# Gold Standard Dataset Creation

In [None]:
import pandas as pd

In [None]:
df_silver_standard = pd.read_pickle(r'Dataset\silver_std.pkl')
df_aspects_fixed = pd.read_pickle(r'Dataset\aspect_categorization_before_filter.pkl')

In [None]:
# ==============================================================================
# STRATIFIED SAMPLING (250 POS / 250 NEG)
# ==============================================================================
# Filter by weak label
df_pos = df_silver_standard[df_silver_standard['weak_label'] == 'positive']
df_neg = df_silver_standard[df_silver_standard['weak_label'] == 'negative']

# Random sample 250 from each (Review Level)
sample_pos = df_pos.sample(n=250, random_state=42)
sample_neg = df_neg.sample(n=250, random_state=42)
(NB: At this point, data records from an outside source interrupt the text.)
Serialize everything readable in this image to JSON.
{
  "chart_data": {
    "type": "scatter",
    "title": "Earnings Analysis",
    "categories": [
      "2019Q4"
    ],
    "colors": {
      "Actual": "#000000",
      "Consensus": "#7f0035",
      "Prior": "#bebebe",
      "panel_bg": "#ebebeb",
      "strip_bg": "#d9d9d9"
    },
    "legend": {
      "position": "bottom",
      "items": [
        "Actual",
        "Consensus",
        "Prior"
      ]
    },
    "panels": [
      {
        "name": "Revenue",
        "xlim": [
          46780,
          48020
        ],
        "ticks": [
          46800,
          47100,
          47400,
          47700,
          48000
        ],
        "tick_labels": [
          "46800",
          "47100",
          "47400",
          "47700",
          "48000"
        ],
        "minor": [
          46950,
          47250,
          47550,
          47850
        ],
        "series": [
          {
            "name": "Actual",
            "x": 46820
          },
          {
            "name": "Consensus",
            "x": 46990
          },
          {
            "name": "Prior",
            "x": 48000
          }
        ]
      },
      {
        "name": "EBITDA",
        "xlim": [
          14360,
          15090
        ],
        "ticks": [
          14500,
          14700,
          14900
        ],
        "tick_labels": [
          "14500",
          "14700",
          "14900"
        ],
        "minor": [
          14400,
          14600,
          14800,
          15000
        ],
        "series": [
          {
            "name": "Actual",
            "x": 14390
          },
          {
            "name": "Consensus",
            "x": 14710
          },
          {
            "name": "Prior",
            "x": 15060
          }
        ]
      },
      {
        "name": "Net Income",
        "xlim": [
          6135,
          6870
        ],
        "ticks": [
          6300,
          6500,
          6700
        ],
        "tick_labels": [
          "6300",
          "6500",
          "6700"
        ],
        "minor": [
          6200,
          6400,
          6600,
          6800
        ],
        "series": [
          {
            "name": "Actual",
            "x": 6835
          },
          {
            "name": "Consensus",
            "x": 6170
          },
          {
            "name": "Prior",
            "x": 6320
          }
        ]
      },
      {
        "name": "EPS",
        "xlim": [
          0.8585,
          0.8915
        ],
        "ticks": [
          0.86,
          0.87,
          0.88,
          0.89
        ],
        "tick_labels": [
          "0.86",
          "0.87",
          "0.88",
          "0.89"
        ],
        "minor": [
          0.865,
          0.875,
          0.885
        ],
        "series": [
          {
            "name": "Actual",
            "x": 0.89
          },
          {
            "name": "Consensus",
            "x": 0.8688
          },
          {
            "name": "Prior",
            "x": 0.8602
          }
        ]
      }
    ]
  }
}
# Combine to create the list of 500 ID's
gold_review_sample = pd.concat([sample_pos, sample_neg])
gold_ids = gold_review_sample.index 

print(f"Gold Sample Selected: {len(gold_review_sample)} reviews")
print(f"Breakdown: {gold_review_sample['weak_label'].value_counts()}")

# ==============================================================================
# RETRIEVE SEGMENTS & PREPARE EXCEL
# ==============================================================================
# Filter the aspect/segment dataset to only include rows belonging to our 500 reviews
df_gold_segments = df_aspects_fixed[df_aspects_fixed['Original_Review_ID'].isin(gold_ids)].copy()

# Select only necessary columns for the labeler
# Adjust column names based on your actual df_aspects_clean columns
cols_to_export = ['Original_Review_ID', 'Full_Review', 'Segment', 'Aspect_Labels'] 

df_labeling_task = df_gold_segments[cols_to_export].copy()

# Add empty columns for your manual input
df_labeling_task['Manual_Aspect'] = "" 
df_labeling_task['Manual_Sentiment'] = "" 
df_labeling_task['Is_Wrong_segment'] = "" # Checkbox if segmentation was bad

# Export
output_path = r'C:\Users\Ong Hui Ling\Documents\Github\Aspect-Based-Sentiment-Analysis\Dataset\Gold_Standard_Labeling_Task.xlsx'
df_labeling_task.to_excel(output_path, index=False)

print(f"\nTask Created!")
print(f"Total Segments to Label: {len(df_labeling_task)}")
print(f"File saved to: {output_path}")